Le marché de la rénovation énergétique tertiaire est dominé par des spécialistes mono-produit : le fabricant de PAC qui vend sa PAC, l'isolateur qui isole, le bureau d'études qui facture un audit puis vous laisse trouver les poseurs. Cette organisation présente un biais structurel : chaque acteur défend sa solution, y compris quand elle n'est pas la plus rentable sur votre bâtiment. Le résultat tient en une phrase — vous payez plus cher pour un résultat fragmenté, et le décret tertiaire reste non atteint en 2030.
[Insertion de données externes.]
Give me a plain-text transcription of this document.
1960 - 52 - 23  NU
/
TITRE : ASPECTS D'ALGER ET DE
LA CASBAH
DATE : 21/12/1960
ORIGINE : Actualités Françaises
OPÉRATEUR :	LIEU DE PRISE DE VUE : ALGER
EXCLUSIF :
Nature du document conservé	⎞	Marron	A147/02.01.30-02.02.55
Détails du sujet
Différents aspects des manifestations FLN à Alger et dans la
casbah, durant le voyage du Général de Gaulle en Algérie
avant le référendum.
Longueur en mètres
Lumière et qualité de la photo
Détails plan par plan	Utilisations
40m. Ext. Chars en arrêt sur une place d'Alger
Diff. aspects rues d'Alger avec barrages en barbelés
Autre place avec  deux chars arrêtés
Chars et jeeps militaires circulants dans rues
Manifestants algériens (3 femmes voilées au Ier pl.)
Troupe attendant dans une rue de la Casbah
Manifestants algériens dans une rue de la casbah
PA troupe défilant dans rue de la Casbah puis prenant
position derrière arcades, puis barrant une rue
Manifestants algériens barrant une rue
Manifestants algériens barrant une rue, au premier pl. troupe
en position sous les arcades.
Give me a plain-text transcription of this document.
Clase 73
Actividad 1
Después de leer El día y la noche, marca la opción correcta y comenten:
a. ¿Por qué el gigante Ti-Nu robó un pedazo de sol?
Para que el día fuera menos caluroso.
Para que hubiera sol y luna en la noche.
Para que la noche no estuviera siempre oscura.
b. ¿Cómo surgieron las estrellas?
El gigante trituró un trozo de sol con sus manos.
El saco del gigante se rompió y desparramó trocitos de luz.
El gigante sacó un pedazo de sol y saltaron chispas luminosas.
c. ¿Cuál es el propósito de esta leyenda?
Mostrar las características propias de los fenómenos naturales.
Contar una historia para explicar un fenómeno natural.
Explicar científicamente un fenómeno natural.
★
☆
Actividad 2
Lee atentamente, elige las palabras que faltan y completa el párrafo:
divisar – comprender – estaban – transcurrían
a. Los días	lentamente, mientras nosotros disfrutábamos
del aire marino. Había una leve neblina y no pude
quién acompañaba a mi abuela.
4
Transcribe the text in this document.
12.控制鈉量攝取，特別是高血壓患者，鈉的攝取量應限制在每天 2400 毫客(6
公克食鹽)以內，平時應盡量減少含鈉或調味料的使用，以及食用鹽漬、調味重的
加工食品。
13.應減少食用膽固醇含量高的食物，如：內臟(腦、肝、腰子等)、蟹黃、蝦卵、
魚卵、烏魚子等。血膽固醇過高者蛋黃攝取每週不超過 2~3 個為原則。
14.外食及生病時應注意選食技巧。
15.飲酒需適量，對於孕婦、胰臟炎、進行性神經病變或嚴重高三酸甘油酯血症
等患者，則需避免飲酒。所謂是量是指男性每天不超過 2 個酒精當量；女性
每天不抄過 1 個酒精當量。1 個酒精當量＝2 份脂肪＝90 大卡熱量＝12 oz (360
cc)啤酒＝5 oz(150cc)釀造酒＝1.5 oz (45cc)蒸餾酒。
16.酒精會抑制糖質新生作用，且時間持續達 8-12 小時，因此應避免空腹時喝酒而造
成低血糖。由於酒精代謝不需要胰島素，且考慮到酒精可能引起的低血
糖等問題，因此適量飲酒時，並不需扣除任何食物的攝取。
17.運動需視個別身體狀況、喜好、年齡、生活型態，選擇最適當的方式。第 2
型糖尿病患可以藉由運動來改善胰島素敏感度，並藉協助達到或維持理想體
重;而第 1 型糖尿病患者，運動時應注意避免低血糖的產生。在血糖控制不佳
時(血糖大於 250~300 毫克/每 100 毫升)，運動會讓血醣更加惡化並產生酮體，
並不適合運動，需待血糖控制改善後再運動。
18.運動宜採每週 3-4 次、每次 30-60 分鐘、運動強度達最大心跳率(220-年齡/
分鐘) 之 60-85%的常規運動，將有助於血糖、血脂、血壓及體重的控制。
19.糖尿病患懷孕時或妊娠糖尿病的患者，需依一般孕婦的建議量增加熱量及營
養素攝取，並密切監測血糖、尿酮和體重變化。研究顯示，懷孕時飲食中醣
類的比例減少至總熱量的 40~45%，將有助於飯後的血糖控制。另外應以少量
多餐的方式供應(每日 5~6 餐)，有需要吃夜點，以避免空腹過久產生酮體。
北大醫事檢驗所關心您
EGN a fait le pari inverse : internaliser cinq technologies complémentaires — déstratificateur d'air, haute pression flottante, récupérateur de chaleur fatale, pompe à chaleur tertiaire, isolation sous-sol — et sélectionner à chaque projet le mix le plus efficient par euro investi. L'audit initial cartographie les gisements réels du bâtiment : stratification thermique, rendement des groupes froid, rejets thermiques valorisables, qualité de l'enveloppe. Le bouquet est construit à partir de cette donnée, pas d'un catalogue fournisseur.
Concrètement, un entrepôt logistique de 15 000 m² reçoit rarement une seule intervention chez nous. Le scénario typique combine une déstratification pour abaisser la facture chauffage de 25 à 30 %, une isolation du plancher bas sur vide sanitaire pour neutraliser 10 à 15 % de pertes résiduelles, et parfois une HP flottante sur les groupes froid de picking réfrigéré. Chaque brique amplifie l'autre, le ROI global tient en moins de 4 ans, et c'est le même chef de projet EGN qui coordonne tout.